The problem with training peripherals early is that u21 is such a sprint, by spending time on the (slow-to-train) guard skills, big men are going to be throughly outclassed inside. For the NT it's not as much of an issue because NT big men tend to have kind of stabilized inside, so the differences in core skills tend not to be as huge. A 12/12/12 big man on the u21 team is going to get owned. And he's going to be so far from NT level inside skills, that I'm not sure he'd really be able to catch up.
Absolutely, I totally understand that's the catch. If we focus on adding some guard skills we will be going into U21 with 12/12/12 bigs, and the competition will be stocked with 16/16/16's. I completely understand there's no getting around that.
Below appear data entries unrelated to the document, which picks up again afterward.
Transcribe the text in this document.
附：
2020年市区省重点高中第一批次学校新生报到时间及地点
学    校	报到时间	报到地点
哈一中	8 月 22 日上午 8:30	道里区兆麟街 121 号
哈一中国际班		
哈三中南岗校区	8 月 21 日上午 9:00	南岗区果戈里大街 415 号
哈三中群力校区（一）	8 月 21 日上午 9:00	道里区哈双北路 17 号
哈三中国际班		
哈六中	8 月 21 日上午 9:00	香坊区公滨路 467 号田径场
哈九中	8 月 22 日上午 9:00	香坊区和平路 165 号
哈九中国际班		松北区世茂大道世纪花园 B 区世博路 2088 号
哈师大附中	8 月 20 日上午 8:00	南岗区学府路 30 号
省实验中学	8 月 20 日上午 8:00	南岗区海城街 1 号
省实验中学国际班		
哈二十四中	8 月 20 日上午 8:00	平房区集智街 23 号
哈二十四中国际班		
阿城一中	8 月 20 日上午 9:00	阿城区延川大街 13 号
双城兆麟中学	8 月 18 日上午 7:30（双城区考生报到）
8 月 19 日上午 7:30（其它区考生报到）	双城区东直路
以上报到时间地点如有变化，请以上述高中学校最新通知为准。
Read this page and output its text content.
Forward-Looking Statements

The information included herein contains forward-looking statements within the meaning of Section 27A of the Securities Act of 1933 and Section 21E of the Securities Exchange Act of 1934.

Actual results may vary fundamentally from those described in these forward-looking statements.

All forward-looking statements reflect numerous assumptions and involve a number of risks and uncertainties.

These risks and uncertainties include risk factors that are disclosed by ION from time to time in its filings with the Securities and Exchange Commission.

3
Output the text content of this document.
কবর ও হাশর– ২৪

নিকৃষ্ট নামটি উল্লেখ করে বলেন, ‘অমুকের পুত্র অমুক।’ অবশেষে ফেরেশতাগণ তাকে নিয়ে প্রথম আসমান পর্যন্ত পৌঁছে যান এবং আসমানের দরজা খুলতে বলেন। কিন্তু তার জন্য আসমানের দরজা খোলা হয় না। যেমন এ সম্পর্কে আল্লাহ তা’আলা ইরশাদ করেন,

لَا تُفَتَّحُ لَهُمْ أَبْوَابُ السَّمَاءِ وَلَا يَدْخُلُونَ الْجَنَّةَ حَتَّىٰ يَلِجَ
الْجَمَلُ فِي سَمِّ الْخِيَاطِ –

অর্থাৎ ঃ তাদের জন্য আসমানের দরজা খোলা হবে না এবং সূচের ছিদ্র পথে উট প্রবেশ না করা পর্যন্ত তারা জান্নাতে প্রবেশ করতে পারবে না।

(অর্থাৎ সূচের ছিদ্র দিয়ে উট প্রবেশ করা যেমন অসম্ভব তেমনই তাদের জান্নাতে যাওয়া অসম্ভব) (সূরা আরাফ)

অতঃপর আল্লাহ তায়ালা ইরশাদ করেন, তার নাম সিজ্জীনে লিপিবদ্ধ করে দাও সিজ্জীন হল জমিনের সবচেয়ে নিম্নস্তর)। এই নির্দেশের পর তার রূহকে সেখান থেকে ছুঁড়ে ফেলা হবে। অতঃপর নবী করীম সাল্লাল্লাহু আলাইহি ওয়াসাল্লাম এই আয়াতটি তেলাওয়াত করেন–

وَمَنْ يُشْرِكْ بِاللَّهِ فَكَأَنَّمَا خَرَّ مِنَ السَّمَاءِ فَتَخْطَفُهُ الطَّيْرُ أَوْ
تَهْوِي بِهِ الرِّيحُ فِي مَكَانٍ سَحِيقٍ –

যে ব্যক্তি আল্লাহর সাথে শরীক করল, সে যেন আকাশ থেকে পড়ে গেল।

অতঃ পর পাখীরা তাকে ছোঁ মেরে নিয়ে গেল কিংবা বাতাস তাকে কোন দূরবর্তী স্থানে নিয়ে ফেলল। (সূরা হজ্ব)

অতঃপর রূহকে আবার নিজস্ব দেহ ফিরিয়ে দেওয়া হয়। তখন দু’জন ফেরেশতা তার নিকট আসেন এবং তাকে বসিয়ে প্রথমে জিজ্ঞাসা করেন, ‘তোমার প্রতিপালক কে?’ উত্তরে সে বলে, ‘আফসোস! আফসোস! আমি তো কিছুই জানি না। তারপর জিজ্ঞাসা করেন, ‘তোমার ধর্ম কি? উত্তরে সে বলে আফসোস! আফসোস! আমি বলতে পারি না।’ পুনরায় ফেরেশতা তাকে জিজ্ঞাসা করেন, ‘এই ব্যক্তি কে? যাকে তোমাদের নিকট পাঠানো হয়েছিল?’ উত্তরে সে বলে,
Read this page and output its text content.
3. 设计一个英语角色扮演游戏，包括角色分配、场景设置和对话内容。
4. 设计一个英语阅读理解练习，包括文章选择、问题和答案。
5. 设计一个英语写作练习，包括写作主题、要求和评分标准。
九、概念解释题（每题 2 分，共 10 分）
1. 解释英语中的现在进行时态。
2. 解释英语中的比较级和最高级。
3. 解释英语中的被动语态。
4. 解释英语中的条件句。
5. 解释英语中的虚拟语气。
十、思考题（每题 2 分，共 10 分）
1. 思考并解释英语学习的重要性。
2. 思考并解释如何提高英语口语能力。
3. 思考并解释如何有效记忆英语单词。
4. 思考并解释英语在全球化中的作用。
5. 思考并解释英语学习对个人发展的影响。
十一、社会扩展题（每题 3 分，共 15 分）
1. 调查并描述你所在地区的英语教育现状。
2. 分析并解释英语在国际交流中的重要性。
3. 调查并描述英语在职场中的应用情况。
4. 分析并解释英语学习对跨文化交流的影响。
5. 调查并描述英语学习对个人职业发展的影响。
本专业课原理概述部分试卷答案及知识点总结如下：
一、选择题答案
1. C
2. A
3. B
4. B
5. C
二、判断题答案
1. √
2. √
In fact it's the fundamental change I'm asking to make in how we run things. My argument though is that:
1) Maybe our big men will be able to beat their big men outside/midrange, and what seemed like an advantage for our opponents will actually be mostly a wash for us?
2) Either way, those guard skills will pay off at the NT level once our guys catch up on the inside skills around 24-25. And I do think our guys could catch up: if we have five seasons (20,21,22,23,24), good height, and we're one-position training only 3 skills (I think we ought to consider SB'ing too but that's a whole different conversation) which mostly also cross-train each other, that's 4x IS, 4x ID, 4x Rb each season while still allowing for stamina, FT, one on one, or whatever twice a year.
So even with the slow down in age, with 20 one position trains at each skill shouldn't our guys be able to go from 12 to 17-18? The advantage of running the out of position training early is that once the age effects start hitting, you're already done with guard skills and even though things are going more slowly, at least they're being trained in their natural position.
The other consideration is that any US division from NBBA to d.V could train secondaries first and then train primaries for as long as their team's success allows, while the same can't be said about training secondaries last because at that point there's a very limited number of teams who can even afford the player. So a system that encourages training secondaries last limits the number of players who will ever see secondary training.
Just for the record I want to state that I completely understand asking managers to train big men in this way carries a high risk of costing our team U21 victories. My position is that the risk (or more pessimistically, the trade-off) is worth the reward to the US community, through the benefits to both the NT and the managers who own these players.